Thursday, January 9, 2014
Moderate coffee consumption does not lead to dehydration
Researchers dispel the myth that coffee consumption can cause dehydration
New research(1), published today in the PLOS ONE, has found no evidence for a link between moderate coffee consumption and dehydration. The research, conducted by researchers at the University of Birmingham School of Sport and Exercise Sciences, UK, found that drinking moderate amounts of coffee does not result in dehydration and contributes to daily fluid requirements in regular coffee drinkers just as other fluids do.
Due to early research showing the acute effects of caffeine as a mild diuretic, there appears to be a common assumption that caffeinated beverages, such as coffee also have this effect(2). However, the effect of coffee consumption on fluid balance cannot be directly compared with that of pure caffeine. Interestingly, prior to publication of this new study only two studies had specifically investigated the effects of caffeine in the form of coffee on hydration status(3,4) with mixed and inconclusive results.
This is the first study to directly assess the effects of a moderate consumption of coffee compared to equal volumes of water. Sophie Killer a Doctoral researcher and lead author of the study commented: "Despite a lack of scientific evidence, it is a common belief that coffee consumption can lead to dehydration and should be avoided, or reduced, in order to maintain a healthy fluid balance. Our research aimed to establish if regular coffee consumption, under normal living conditions, is detrimental to the drinker's hydration status."

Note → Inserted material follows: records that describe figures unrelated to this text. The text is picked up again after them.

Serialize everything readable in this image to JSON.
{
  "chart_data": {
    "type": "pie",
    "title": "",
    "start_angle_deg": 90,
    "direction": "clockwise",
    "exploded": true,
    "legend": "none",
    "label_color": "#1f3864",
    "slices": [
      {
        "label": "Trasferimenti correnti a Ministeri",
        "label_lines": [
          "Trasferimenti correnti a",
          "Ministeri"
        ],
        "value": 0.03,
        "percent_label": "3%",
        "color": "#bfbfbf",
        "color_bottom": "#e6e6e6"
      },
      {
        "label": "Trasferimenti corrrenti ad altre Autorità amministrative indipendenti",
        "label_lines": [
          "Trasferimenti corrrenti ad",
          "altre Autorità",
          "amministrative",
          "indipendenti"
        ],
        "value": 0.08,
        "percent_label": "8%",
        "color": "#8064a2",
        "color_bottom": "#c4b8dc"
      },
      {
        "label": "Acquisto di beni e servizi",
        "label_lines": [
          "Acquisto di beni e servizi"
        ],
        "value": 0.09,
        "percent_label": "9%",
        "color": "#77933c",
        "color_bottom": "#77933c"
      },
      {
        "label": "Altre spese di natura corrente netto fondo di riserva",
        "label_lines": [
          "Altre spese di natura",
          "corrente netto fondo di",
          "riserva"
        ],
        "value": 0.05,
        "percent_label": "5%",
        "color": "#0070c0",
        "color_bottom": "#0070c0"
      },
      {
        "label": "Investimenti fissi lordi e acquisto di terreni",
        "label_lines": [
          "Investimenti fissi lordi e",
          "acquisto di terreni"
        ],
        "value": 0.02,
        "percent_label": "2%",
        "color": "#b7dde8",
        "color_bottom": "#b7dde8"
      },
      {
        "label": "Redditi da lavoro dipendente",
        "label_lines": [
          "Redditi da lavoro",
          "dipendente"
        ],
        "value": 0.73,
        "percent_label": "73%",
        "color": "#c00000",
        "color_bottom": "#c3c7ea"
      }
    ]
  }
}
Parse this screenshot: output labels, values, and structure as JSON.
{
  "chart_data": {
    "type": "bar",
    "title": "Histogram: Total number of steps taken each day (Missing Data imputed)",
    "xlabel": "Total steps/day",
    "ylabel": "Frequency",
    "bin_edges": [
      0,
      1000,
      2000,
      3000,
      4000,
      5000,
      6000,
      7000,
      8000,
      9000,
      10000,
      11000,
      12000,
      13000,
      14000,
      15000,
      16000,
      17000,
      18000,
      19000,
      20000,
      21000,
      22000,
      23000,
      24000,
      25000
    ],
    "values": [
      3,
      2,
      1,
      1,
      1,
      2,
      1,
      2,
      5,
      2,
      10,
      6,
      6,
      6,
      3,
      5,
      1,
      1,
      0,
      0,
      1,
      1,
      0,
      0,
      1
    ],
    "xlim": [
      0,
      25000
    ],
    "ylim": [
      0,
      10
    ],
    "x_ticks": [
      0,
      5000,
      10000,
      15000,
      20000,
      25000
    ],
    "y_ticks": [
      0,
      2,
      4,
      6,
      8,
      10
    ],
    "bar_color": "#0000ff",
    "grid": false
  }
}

In a sample of regular coffee drinkers, Killer and colleagues measured the effects of moderate consumption of black coffee compared to the consumption of equal volumes of water on fluid balance and hydration status. Fifty male participants were tested in two phases, where they were required to drink four mugs (200ml) of either black coffee or water per day for three days. In the second phase, those who had initially drunk coffee switched to water and vice versa. The two phases were separated by a ten day 'wash out' period. Females were excluded from the trial to control against possible fluctuations in fluid balance resulting from menstrual cycles.
To assess hydration status, the researchers used a variety of well-established hydration measures including body mass and total body water, as well as blood and urine analyses. The researchers found no significant differences in total body water or any of the blood measures of hydration status between those who drank coffee and those who drank water. Furthermore, no differences in 24-hour urine volume or urine concentration were observed between the two groups.
"We found that consumption of a moderate intake of coffee, four cups per day, in regular coffee drinking males, caused no significant differences across a wide range of hydration indicators compared to the consumption of equal amounts of water," said Sophie Killer. "We conclude that advice provided in the public health domain, regarding coffee and dehydration, should be updated to reflect these findings."